Auch in der folgenden ausführlichen Allegorie zu den Müttern der beiden Söhne Abrahams (Gal 4,21–31): ἡ παιδίσκη (= Ἁγάρ) und ἡ ἐλευθέρα wird der grundlegende Gegensatz frei/unfrei erneut unterstrichen.17 Ihre Erben gehören zwei unterschiedlichen Bundesschlüssen (Gal 4,24: δύο διαθῆκαι) an: Einerseits gibt es die „Geknechteten“ vom Berg Sinai, also diejenigen, welche dem Gesetz unterworfen sind, und andererseits die nach dem Geist Gezeugten, die eigentlichen Erbberechtigten. Und wie der Abschnitt ein weiteres Mal mit der rhetorischen Frage eingeleitet wurde, wie man sich als Befreite freiwillig wieder einer Macht zum Dienst unterwerfen könne (Gal 4,8f),18 so endet auch diese Argumentation erneut mit der Feststellung: διό, ἀδελφοί, οὐκ ἐσμὲν παιδίσκης τέκνα ἀλλὰ τῆς ἐλευθέρας (Gal 4,31). Das sich anschließende leidenschaftliche Plädoyer verfolgt weiter auf metaphorischer Ebene die Freiheit-Unfreiheit-Thematik mit zwei Spitzenaussagen: 1) Mit der Beschneidung unterwirft man sich dem Gesetz und hat diesem dann auch zu dienen. 2) Die im Gesetz erhoffte Gerechtigkeit hat keinerlei Relevanz für jemanden „in Christus Jesus“, denn ἐν γὰρ Χριστῷ Ἰησοῦ οὔτε περιτομή τι ἰσχύει οὔτε ἀκροβυστία ἀλλὰ πίστις δι’ ἀγάπης ἐνεργουμένη (5,6).

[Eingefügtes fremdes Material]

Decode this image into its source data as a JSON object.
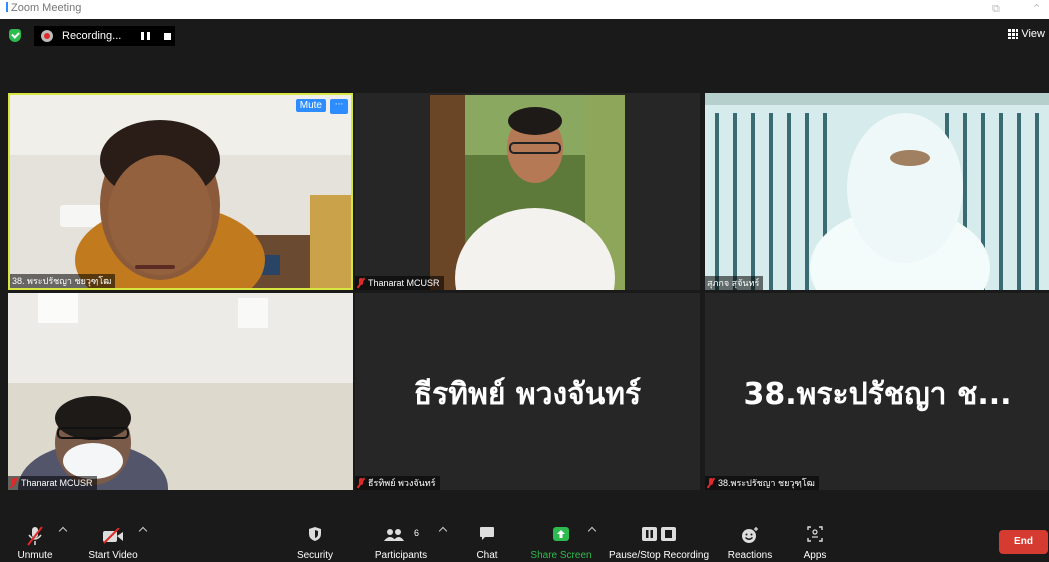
{
  "window": {
    "title": "Zoom Meeting"
  },
  "recording": {
    "label": "Recording..."
  },
  "view": {
    "label": "View"
  },
  "tiles": [
    {
      "name": "38. พระปรัชญา ชยวุฑฺโฒ",
      "active_speaker": true,
      "mute_label": "Mute",
      "more_label": "···"
    },
    {
      "name": "Thanarat MCUSR",
      "muted": true
    },
    {
      "name": "สุภกจ สุจันทร์"
    },
    {
      "name": "Thanarat MCUSR",
      "muted": true
    },
    {
      "name": "ธีรทิพย์ พวงจันทร์",
      "big_name": "ธีรทิพย์ พวงจันทร์",
      "muted": true
    },
    {
      "name": "38.พระปรัชญา ชยวุฑฺโฒ",
      "big_name": "38.พระปรัชญา ช...",
      "muted": true
    }
  ],
  "toolbar": {
    "unmute": "Unmute",
    "start_video": "Start Video",
    "security": "Security",
    "participants": "Participants",
    "participants_count": "6",
    "chat": "Chat",
    "share_screen": "Share Screen",
    "pause_stop_recording": "Pause/Stop Recording",
    "reactions": "Reactions",
    "apps": "Apps",
    "end": "End"
  },
  "colors": {
    "accent": "#2d8cff",
    "share_green": "#2dbb4f",
    "end_red": "#d63b32",
    "active_speaker_border": "#d7e640",
    "muted_red": "#e02828"
  }
}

Sämtliche Stellen in Gal, an denen ein δοῦλος erwähnt wird, zeichnen ihn als Fremdbestimmten, Eingeschränkten, Nicht-Erbberechtigten – das Gegenüber zum mündigen, freien, erbberechtigten Sohn. Dies stützt die anfängliche These, dass auch οὐκ ἔνι δοῦλος οὐδὲ ἐλεύθερος (Gal 3,28b) das Gegenüber Nicht-Freier – Freier fokussiert und verneint, nicht also das Verhältnis Sklave – Herr. Wie ist οὐκ ἔνι aber nun zu deuten? Die paulinische Argumentation verwendet das (Un-)Freiheitsmotiv in Gal in ganz unterschiedlichen Zusammenhängen und auf verschiedenen metaphorischen Ebenen19 – auf welcher dieser Ebenen existiert der Gegensatz Unfreier – Freier nun seit der Taufe nicht mehr? Wie bereits bei οὐκ ἔνι Ἰουδαῖος οὐδὲ Ἕλλην (Gal 3,28a) sind zwei mögliche Verhältnisbestimmungen in den Blick zu nehmen: das Verhältnis zu Gott oder das untereinander.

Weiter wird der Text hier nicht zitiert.